Feature #19333
openSetting (Fiber Local|Thread Local|Fiber Storage) to nil should delete value in order to avoid memory leaks.
Description
As it stands, Fiber Locals, Thread Locals and Fiber Storage have no way of deleting key-value associations.
100.times do |i|
name = :"variable-#{i}"
Thread.current[name] = 10
end
Because of this, dynamically generated associations can leak over time. This is worse for things like Threads that might be pooled (or maybe an argument against user-space pooling).
In any case, having a way to delete those associations would allow application code to at least delete the associations when they no longer make sense.
I propose that assigning nil
to "locals" or "storage" should effectively delete them.
e.g.
100.times do |i|
name = :"variable-#{i}"
Thread.current[name] = 10
Thread.current[name] = nil # delete association
end
A more invasive alternative would be to define new interfaces like Thread::Local
, Fiber::Local
and Fiber::Storage::Local
(or something) which correctly clean up on GC.
Updated by ioquatix (Samuel Williams) almost 2 years ago
While the proposed idea is a good move in the right direction, it doesn't handle cases where several (a large number) threads all have the SAME thread local, and that thread local goes out of scope, e.g.
name = ":local-#{object_id}"
100.times do
Thread.new do
thing = ... something that consumes memory ...
Thread.current.thread_variable_set(name, thing)
# Thread lives for a long time
while job = jobs.pop
job.call
end
end
end
Even when name
is no longer useful for any purpose, all those threads sill still have that thread local set. There is no global way to say "For all threads that have a thread local set for name, please clear it".

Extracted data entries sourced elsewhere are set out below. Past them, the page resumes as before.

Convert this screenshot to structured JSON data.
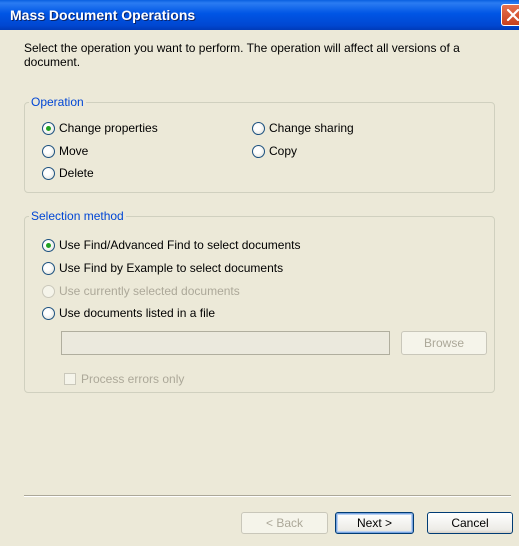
{
  "dialog": {
    "title": "Mass Document Operations"
  },
  "intro_text": "Select the operation you want to perform. The operation will affect all versions of a document.",
  "operation": {
    "legend": "Operation",
    "options": [
      {
        "label": "Change properties",
        "checked": true
      },
      {
        "label": "Change sharing",
        "checked": false
      },
      {
        "label": "Move",
        "checked": false
      },
      {
        "label": "Copy",
        "checked": false
      },
      {
        "label": "Delete",
        "checked": false
      }
    ]
  },
  "selection": {
    "legend": "Selection method",
    "options": [
      {
        "label": "Use Find/Advanced Find to select documents",
        "checked": true,
        "enabled": true
      },
      {
        "label": "Use Find by Example to select documents",
        "checked": false,
        "enabled": true
      },
      {
        "label": "Use currently selected documents",
        "checked": false,
        "enabled": false
      },
      {
        "label": "Use documents listed in a file",
        "checked": false,
        "enabled": true
      }
    ],
    "file_path_value": "",
    "browse_label": "Browse",
    "process_errors_label": "Process errors only",
    "process_errors_checked": false
  },
  "footer": {
    "back_label": "< Back",
    "next_label": "Next >",
    "cancel_label": "Cancel"
  },
  "colors": {
    "title_bar": "#0055e5",
    "legend_text": "#0046d5",
    "radio_dot": "#21a121",
    "close_button": "#c8401d"
  }
}
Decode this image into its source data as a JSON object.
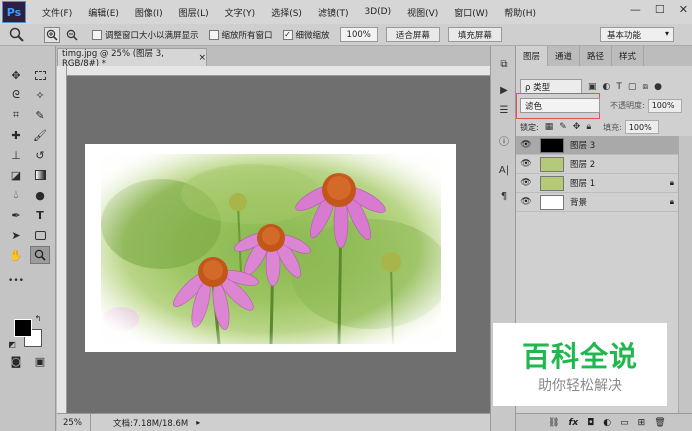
{
  "app": {
    "logo": "Ps",
    "window_controls": [
      "—",
      "☐",
      "✕"
    ]
  },
  "menu": [
    "文件(F)",
    "编辑(E)",
    "图像(I)",
    "图层(L)",
    "文字(Y)",
    "选择(S)",
    "滤镜(T)",
    "3D(D)",
    "视图(V)",
    "窗口(W)",
    "帮助(H)"
  ],
  "options": {
    "resize_windows": "调整窗口大小以满屏显示",
    "zoom_all_windows": "缩放所有窗口",
    "scrubby_zoom": "细微缩放",
    "zoom_value": "100%",
    "fit_screen": "适合屏幕",
    "fill_screen": "填充屏幕",
    "workspace": "基本功能"
  },
  "document": {
    "tab_title": "timg.jpg @ 25% (图层 3, RGB/8#) *",
    "tab_close": "×",
    "status_zoom": "25%",
    "status_doc": "文档:7.18M/18.6M"
  },
  "layers_panel": {
    "tabs": [
      "图层",
      "通道",
      "路径",
      "样式"
    ],
    "filter_label": "ρ 类型",
    "blend_mode": "滤色",
    "opacity_label": "不透明度:",
    "opacity_value": "100%",
    "lock_label": "锁定:",
    "fill_label": "填充:",
    "fill_value": "100%",
    "layers": [
      {
        "name": "图层 3",
        "selected": true,
        "thumb": "#000000",
        "locked": false
      },
      {
        "name": "图层 2",
        "selected": false,
        "thumb": "#b5c97a",
        "locked": false
      },
      {
        "name": "图层 1",
        "selected": false,
        "thumb": "#b5c97a",
        "locked": true
      },
      {
        "name": "背景",
        "selected": false,
        "thumb": "#ffffff",
        "locked": true
      }
    ],
    "footer_icons": [
      "link-icon",
      "fx-icon",
      "mask-icon",
      "adjustment-icon",
      "folder-icon",
      "new-layer-icon",
      "trash-icon"
    ],
    "fx_label": "fx"
  },
  "watermark": {
    "title": "百科全说",
    "subtitle": "助你轻松解决"
  }
}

In order to do that, we'd need to introduce a Thread::Local
object which uniquely identifies an association in 0 or more threads, and when that Thread::Local
instance is GCed, all threads which have it set, have it cleared. This ensures that threads don't leak memory. Consider a work pool that allocates a new Thread::Local
every now and then... eventually threads will have lots of locals which are potentially no longer useful.
That being said, the other option is just not to encourage people to have long running threads that accumulate cruft over time.
Updated by Eregon (Benoit Daloze) almost 2 years ago
The current solution/workaround to both of these memory leaks is to use concurrent-ruby's ThreadLocalVar (and upcoming FiberLocalVar), which is the reason that exists.
The idea to remove on assigning nil
looks elegant at first sight but has multiple problems:
- The user might use
nil
as a "valid value" and with this change it will be more expensive to remove the fiber local than to just assign, also more expensive if later that fiber local is set again to non-nil (delete+insert vs set+set). - This is problematic when implementing fiber locals with Shapes, which TruffleRuby currently does, because it causes a lot more Shape polymorphism if fiber locals can be removed, so makes fiber locals slower.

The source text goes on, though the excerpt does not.